Every now and then you walk into a gallery and think wow, what an unique show! This happened to me at the ICA in Philadelphia when I entered the upstairs galleries and started looking around the pictures, interactive displays, videos and images. For a start Stefan Sagmeister has drawn on the walls. There is an immediacy to the writing that you do not get with the carefully placed notices of more typical exhibitions.
Sagmeister is an Austrian graphic designer who lives in New York. He has worked with many big names and is best known for his album covers for bands such as Lou Reed and The Rolling Stones. He worked for Tibor Kalman’s M&Co before launching Sagmeister Inc.
He has written best selling books, won awards and Emmys and is, it appears, an all round good guy. This exhibition examines his ten year exploration of happiness.
Happiness seems to be the aim of everyone yet very few people seem to attain it.
Sagmeister uses himself as an object to study, analysing his feelings and working through his thesis – can you train yourself to be happy in the same way you can train your body to be stronger?
Would we have richer lives if we took more risks? Sagmeister investigates this by forcing himself to undertake things he doesn’t want to do – giving strangers compliments and flowers – and seeing if it raises his his well-being. He gave himself weekly ratings and it seemed to be true – the more risks he took the happier he was. Asking where someone got their coffee from, asking the taxi driver to turn down the radio – he proved that having guts worked out for him, a message that everyone can take from the show.

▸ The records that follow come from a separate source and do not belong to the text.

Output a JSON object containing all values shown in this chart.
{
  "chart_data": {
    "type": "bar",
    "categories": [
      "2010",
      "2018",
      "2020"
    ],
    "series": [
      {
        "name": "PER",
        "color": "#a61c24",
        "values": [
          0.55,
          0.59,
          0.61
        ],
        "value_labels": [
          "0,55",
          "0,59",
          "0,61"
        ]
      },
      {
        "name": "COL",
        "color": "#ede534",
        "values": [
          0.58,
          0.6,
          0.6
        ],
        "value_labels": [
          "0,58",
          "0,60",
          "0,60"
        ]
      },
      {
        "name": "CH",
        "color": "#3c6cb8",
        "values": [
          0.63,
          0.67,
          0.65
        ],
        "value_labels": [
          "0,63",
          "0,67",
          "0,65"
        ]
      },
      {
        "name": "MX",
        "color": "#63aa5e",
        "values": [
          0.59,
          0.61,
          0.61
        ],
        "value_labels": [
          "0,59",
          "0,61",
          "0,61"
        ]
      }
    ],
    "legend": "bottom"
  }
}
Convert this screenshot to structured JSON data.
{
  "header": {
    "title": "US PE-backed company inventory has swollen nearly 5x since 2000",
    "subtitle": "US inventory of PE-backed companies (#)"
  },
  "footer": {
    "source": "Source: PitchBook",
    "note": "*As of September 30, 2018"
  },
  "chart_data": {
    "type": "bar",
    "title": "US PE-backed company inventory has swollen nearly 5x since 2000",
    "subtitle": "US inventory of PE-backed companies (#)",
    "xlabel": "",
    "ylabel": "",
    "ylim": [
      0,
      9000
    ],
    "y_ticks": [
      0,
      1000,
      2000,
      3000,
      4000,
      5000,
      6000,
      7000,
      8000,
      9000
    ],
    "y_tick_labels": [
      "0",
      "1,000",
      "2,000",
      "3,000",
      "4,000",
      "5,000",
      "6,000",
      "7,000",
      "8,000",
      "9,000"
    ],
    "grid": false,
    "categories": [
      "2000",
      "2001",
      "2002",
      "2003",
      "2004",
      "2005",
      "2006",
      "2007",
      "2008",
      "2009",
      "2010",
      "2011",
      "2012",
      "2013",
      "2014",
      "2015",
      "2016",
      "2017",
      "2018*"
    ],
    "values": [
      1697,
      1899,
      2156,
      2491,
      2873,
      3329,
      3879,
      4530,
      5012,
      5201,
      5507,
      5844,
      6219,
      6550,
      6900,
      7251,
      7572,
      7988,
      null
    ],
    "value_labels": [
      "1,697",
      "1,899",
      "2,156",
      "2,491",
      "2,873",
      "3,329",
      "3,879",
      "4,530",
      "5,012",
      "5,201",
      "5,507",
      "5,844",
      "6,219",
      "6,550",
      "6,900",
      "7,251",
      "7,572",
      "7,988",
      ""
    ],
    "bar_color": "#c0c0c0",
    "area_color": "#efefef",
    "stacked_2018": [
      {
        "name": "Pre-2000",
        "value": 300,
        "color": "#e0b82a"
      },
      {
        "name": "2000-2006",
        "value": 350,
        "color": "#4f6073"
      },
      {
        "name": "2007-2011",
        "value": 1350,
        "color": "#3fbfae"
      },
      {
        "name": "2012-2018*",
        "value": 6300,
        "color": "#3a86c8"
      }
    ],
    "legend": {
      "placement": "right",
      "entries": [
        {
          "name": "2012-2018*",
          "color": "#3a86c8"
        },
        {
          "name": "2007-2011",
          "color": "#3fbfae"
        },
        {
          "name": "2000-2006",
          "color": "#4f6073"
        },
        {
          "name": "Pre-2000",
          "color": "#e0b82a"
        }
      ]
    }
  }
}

Sagmeister recommends that everyone keeps a diary, to look back and see how you felt and be able to notice changes in yourself. He notes that the so-called deep thinkers have generally looked at happiness as shallow.
But he also analyses love, with a large display that looks at how love affects happiness and changes over time.
Happiness seems an illusory target that most people dream of but do not achieve. Through many other diagrams, videos and wall-pieces Sagmeister analyses the make up of happiness and finds much that does not add to human happiness. It is his forcing of himself to take risks that appears to bring the biggest change to his feelings, which is a challenge to everyone who sees the show.